Override any prompt by creating files in `~/.vaani/prompts/`:

```
~/.vaani/prompts/
├── system.txt          # Override the base system prompt
├── context.txt         # Add personal context (your writing style, name, role)
└── modes/
    ├── cleanup.txt     # Override the cleanup mode prompt
    ├── professional.txt
    ├── casual.txt
    └── bullets.txt
```

User prompts take priority over built-in defaults.
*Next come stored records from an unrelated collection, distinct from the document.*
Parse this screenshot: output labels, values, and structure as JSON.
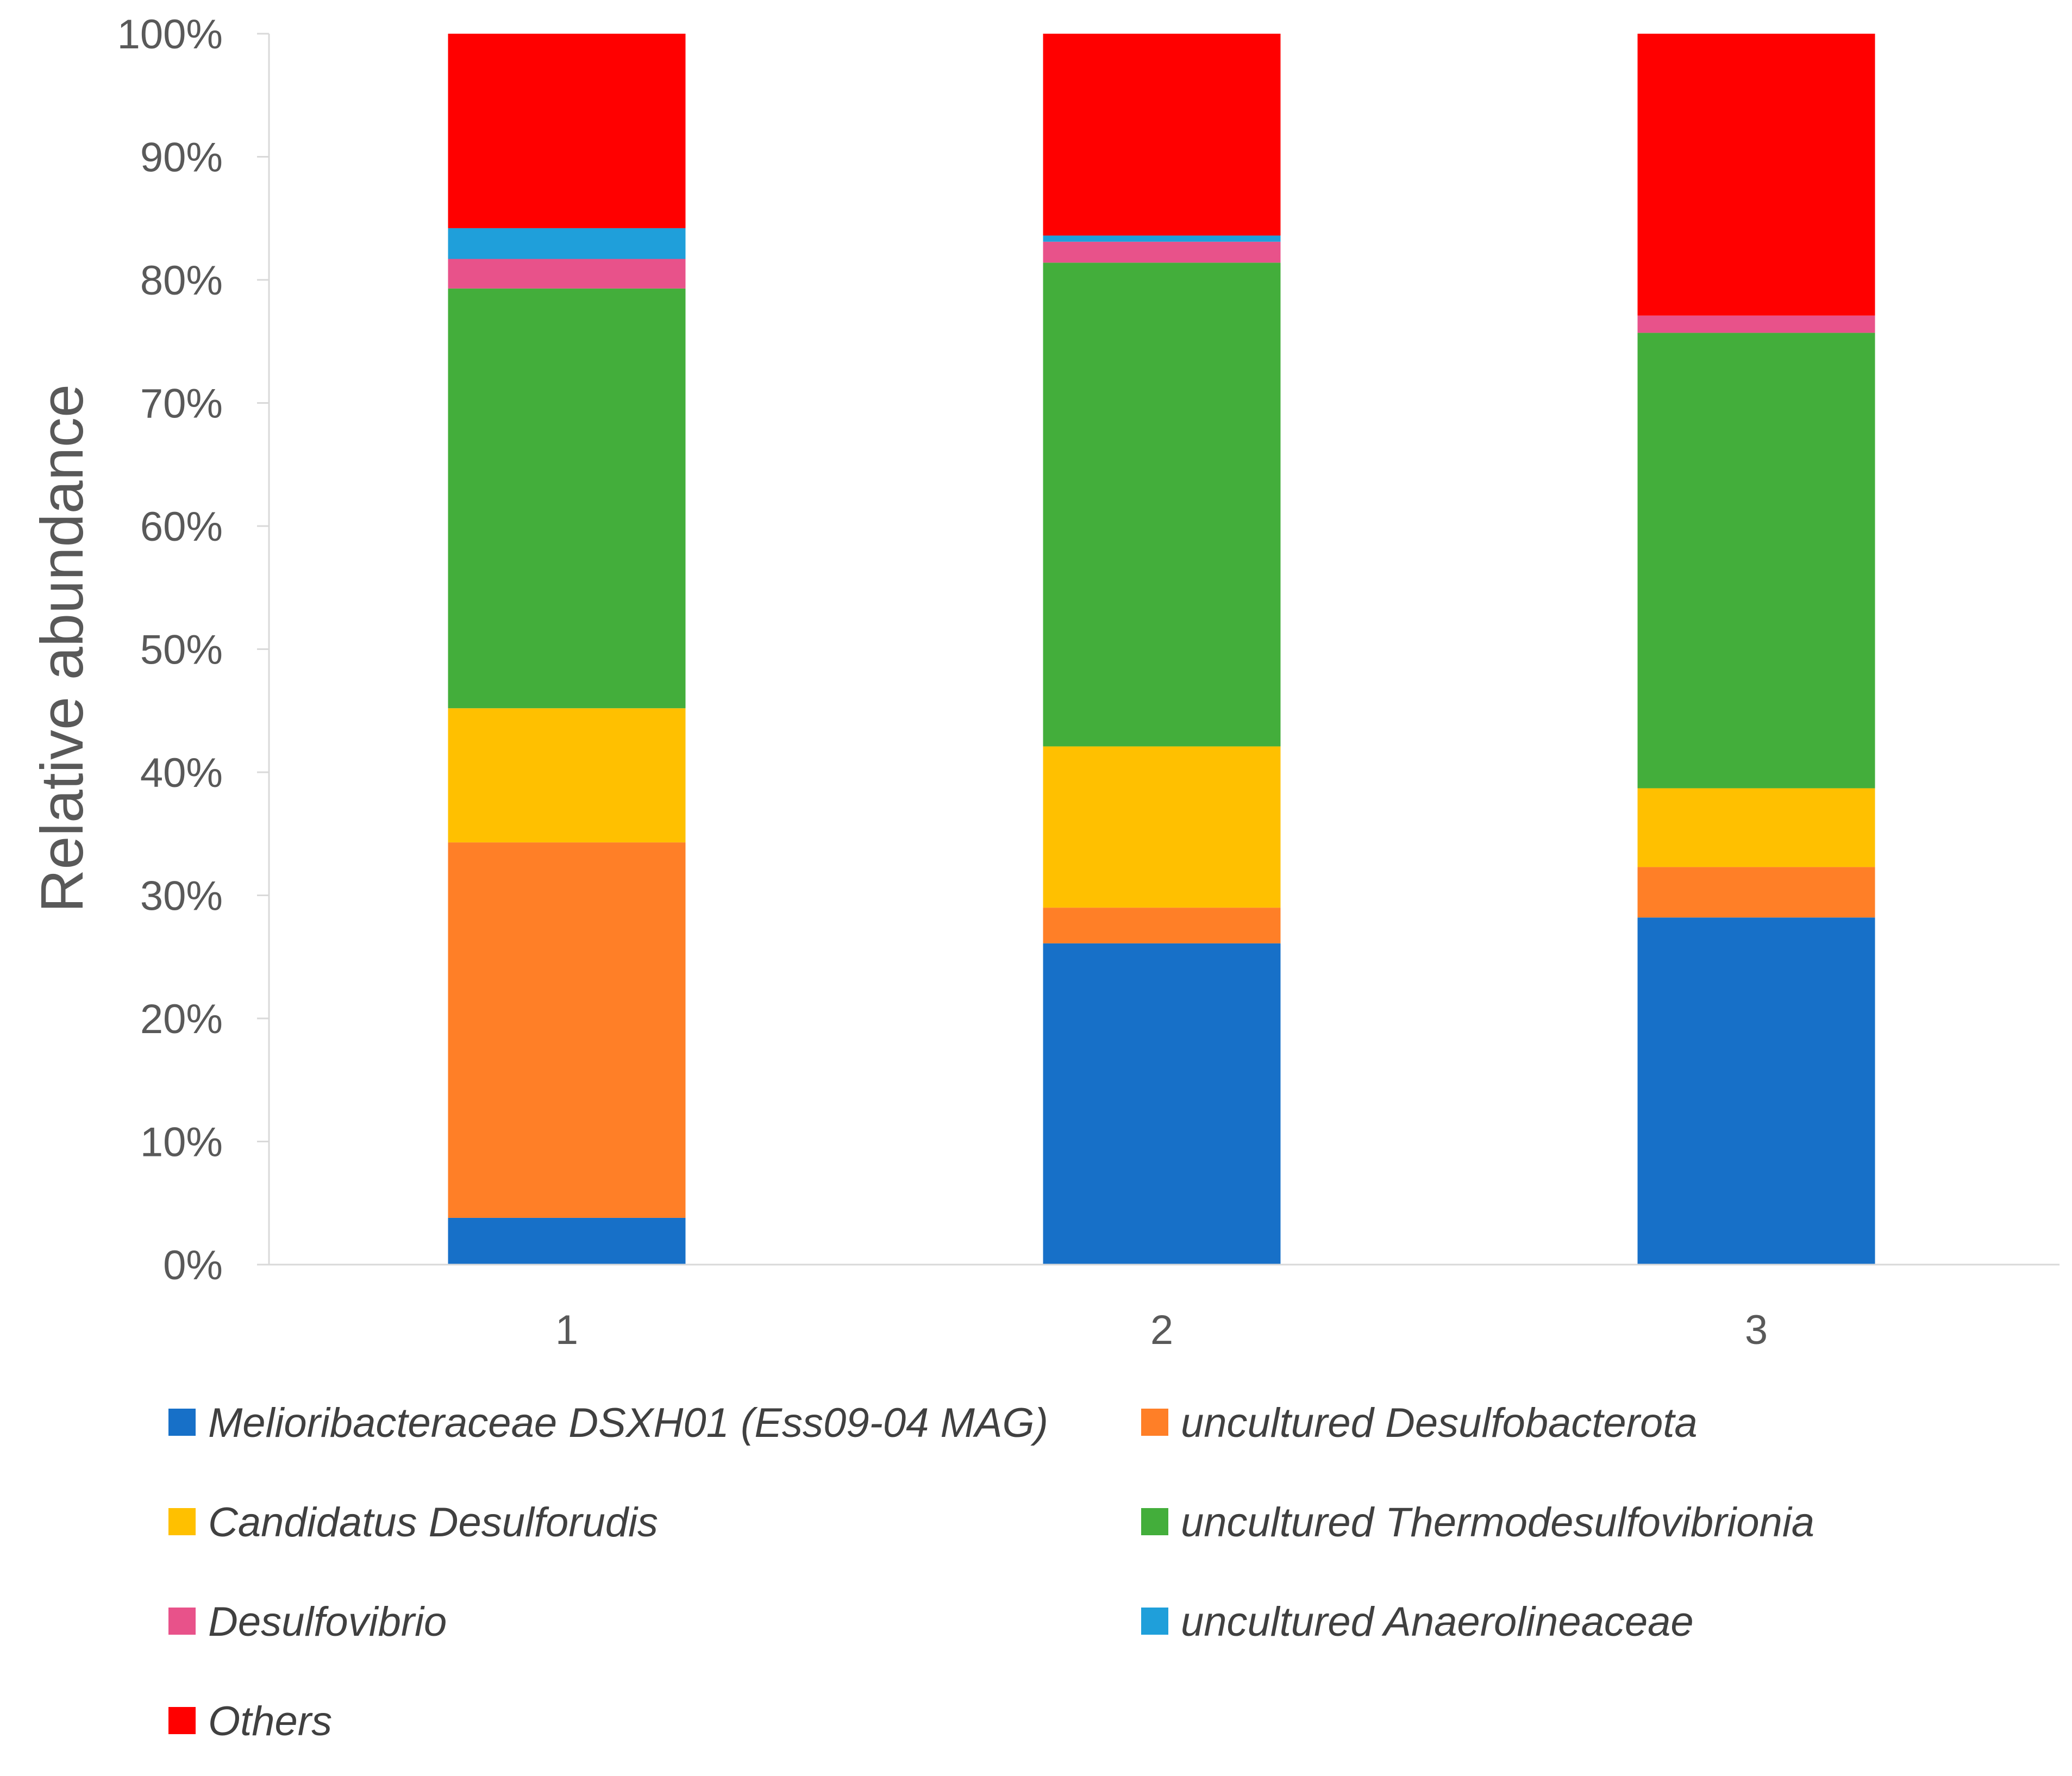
{
  "chart_data": {
    "type": "bar",
    "stacked": true,
    "percent": true,
    "title": "",
    "xlabel": "",
    "ylabel": "Relative abundance",
    "ylim": [
      0,
      100
    ],
    "yticks": [
      "0%",
      "10%",
      "20%",
      "30%",
      "40%",
      "50%",
      "60%",
      "70%",
      "80%",
      "90%",
      "100%"
    ],
    "categories": [
      "1",
      "2",
      "3"
    ],
    "grid": false,
    "legend_position": "bottom",
    "series": [
      {
        "name": "Melioribacteraceae DSXH01 (Ess09-04 MAG)",
        "color": "#1770C8",
        "values": [
          3.8,
          26.1,
          28.2
        ]
      },
      {
        "name": "uncultured Desulfobacterota",
        "color": "#FF7F27",
        "values": [
          30.5,
          2.9,
          4.1
        ]
      },
      {
        "name": "Candidatus Desulforudis",
        "color": "#FFC000",
        "values": [
          10.9,
          13.1,
          6.4
        ]
      },
      {
        "name": "uncultured Thermodesulfovibrionia",
        "color": "#43AE3B",
        "values": [
          34.1,
          39.3,
          37.0
        ]
      },
      {
        "name": "Desulfovibrio",
        "color": "#E8528A",
        "values": [
          2.4,
          1.7,
          1.4
        ]
      },
      {
        "name": "uncultured Anaerolineaceae",
        "color": "#1F9FDA",
        "values": [
          2.5,
          0.5,
          0.0
        ]
      },
      {
        "name": "Others",
        "color": "#FF0000",
        "values": [
          15.8,
          16.4,
          22.9
        ]
      }
    ]
  }
}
Use `context.txt` to tell Vaani about you — your name, your company, common terms you use — so the output matches your voice.

---

## Privacy

| Data | Where it goes | How it's stored |
|------|--------------|----------------|
| **Audio** | Sent to OpenAI for transcription | Not stored by Vaani |
| **Transcribed text** | Sent to Anthropic for enhancement | Not stored by Vaani |
| **API keys** | macOS Keychain only | Never written to disk in plaintext |
| **Transcription history** | Local SQLite database | AES-256 encrypted (Fernet) |

No data is retained on Vaani's servers because there are no Vaani servers. All cloud calls go directly from your machine to OpenAI and Anthropic under your API account, subject to their data retention policies.

---

## Architecture

```
┌─────────────────────────────────────────────────────────────┐
│  Main Thread (macOS requirement)                            │
│  ┌─────────────┐   ┌───────────────────────────────────┐   │
│  │ HotkeyListener│  │ VaaniMenuBar (rumps event loop)   │   │
│  │ (pynput)    │   │ Status icon · Mode selector       │   │
│  └──────┬──────┘   └──────────────────────────────────-┘   │
│         │ on_press / on_release                              │
└─────────┼───────────────────────────────────────────────────┘
          │
          ▼
┌─────────────────────────────────────────────────────────────┐
│  StateMachine: IDLE → RECORDING → PROCESSING → IDLE        │
└─────────────────────────────────────────────────────────────┘
          │
          ▼  (daemon threads)
┌──────────────────────────────────────────────────────────┐
│  AudioRecorder → process_audio() → transcribe() → enhance() → paste_text()  │
│  sounddevice     Silero VAD        Whisper API    Claude     pynput           │
│                  + gain norm       + WAV encode   Haiku      + pbcopy         │
└──────────────────────────────────────────────────────────┘
          │
          ▼
┌─────────────────────────────┐
│  HistoryStore (SQLite)      │
│  Fernet-encrypted records   │
└─────────────────────────────┘
```

---

## Uninstall

```bash
pip uninstall vaani
rm -rf ~/.vaani
sudo rm -f /usr/local/bin/vaani
```

---

## Development

```bash
git clone https://github.com/ankushbhardwxj/vaani
cd vaani
python -m venv .venv && source .venv/bin/activate
pip install -e ".[test]"
python -m spacy download en_core_web_sm

# Run tests
pytest

# Run in foreground (with live logs)
vaani start --foreground
```

### Running Tests

```bash
pytest                  # Run all tests
pytest -v               # Verbose output
pytest tests/test_audio.py  # Single module
```

---

## License

MIT — see [LICENSE](LICENSE) for details.